«Sem o doutor Moriarty, Sherlock Holmes não seria um detective brilhante. E James Bond, sem Goldfinger, seria um fastidioso agente secreto. O valor de uma vitória tem sempre que ver com o poder do adversário.
Alfred Hitchcock, que sabia como fazer tremer os espectadores, chegou mesmo a clamar: "As melhores histórias são as que têm os piores malvados." Porque, quando derrotados, permitem-nos despertar de um pesadelo profundo. Nesta crise das bolsas, dos bancos, do petróleo e das dívidas soberanas, todos procuram o seu inimigo público número 1 de estimação. Nada que admire muito: a culpa é sempre do outro. E assim podem-se criar ódios de estimação ao sabor das conveniências. Que são vendáveis às claques de apoio de cada lado da barricada. O que se está a passar com os juros da dívida pública, aliados a um OE de que muitos desconfiam, serve à vontade para se encontrar bodes expiatórios de conveniência.

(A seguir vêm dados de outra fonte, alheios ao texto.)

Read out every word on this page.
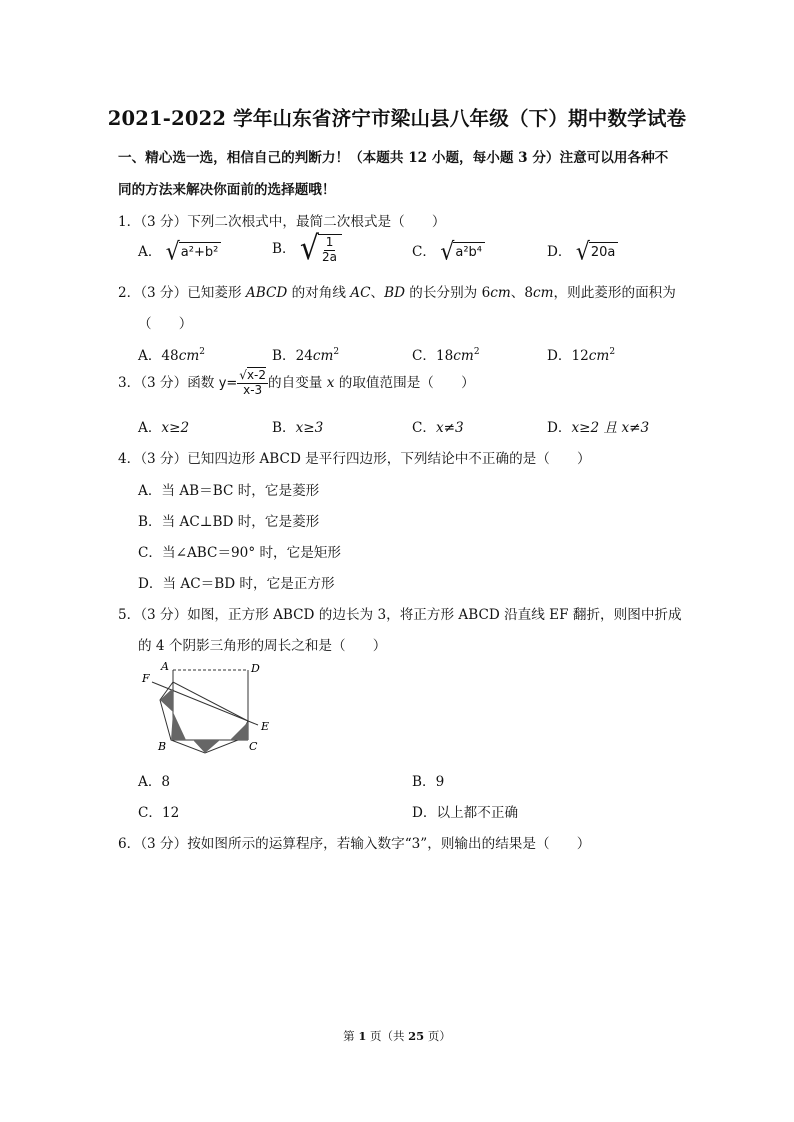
2021-2022 学年山东省济宁市梁山县八年级（下）期中数学试卷
一、精心选一选，相信自己的判断力！（本题共 12 小题，每小题 3 分）注意可以用各种不
同的方法来解决你面前的选择题哦！
1．（3 分）下列二次根式中，最简二次根式是（　　）
A． √ a²+b²	B． √ $\frac{1}{2a}$	C． √ a²b⁴	D． √ 20a
2．（3 分）已知菱形 ABCD 的对角线 AC、BD 的长分别为 6cm、8cm，则此菱形的面积为
（　　）
A．$48cm^2$	B．$24cm^2$	C．$18cm^2$	D．$12cm^2$
3．（3 分）函数 $y= \frac{√x-2}{x-3}$ 的自变量 x 的取值范围是（　　）
A．x≥2	B．x≥3	C．x≠3	D．x≥2 且 x≠3
4．（3 分）已知四边形 ABCD 是平行四边形，下列结论中不正确的是（　　）
A．当 AB＝BC 时，它是菱形
B．当 AC⊥BD 时，它是菱形
C．当∠ABC＝90° 时，它是矩形
D．当 AC＝BD 时，它是正方形
5．（3 分）如图，正方形 ABCD 的边长为 3，将正方形 ABCD 沿直线 EF 翻折，则图中折成
的 4 个阴影三角形的周长之和是（　　）
A	D
F
E
B	C
A．8	B．9
C．12	D．以上都不正确
6．（3 分）按如图所示的运算程序，若输入数字“3”，则输出的结果是（　　）
第 1 页（共 25 页）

Mas, no meio deste drama, onde nem falta essa figura altiva e dispensável que é Jeroen Dijsselbloem e aqueles que acham que este país deve ser um protectorado de Bruxelas, o cerco parece estar montado. Portugal é, mais uma vez, quem der o corpo às balas pela Europa. Já se viu este filme. E vai voltar a ver-se. A austeridade, sob a forma de aumento de impostos, vai manter-se, porque o Governo vai ter de recuar. Mesmo que haja uma manifestação de clones de Ana Avoila até São Bento. Para os mercados, Portugal é o elo mais fraco desta Europa que parece um canavial que treme por todos os lados. Para a Europa das certezas, Portugal é o útil bode expiatório das suas fragilidades. Portugal é o Goldfinger desta Europa que se julga James Bond e que é, apenas, Austin Powers. Mais uma vez mostra-se, à evidência, a fragilidade deste país, definhado pela dívida e incapaz de ter uma visão estratégica sobre o seu destino. Nada aprendemos com a História. Sabemos apenas aumentar impostos para que ninguém nos chame Goldfinger.»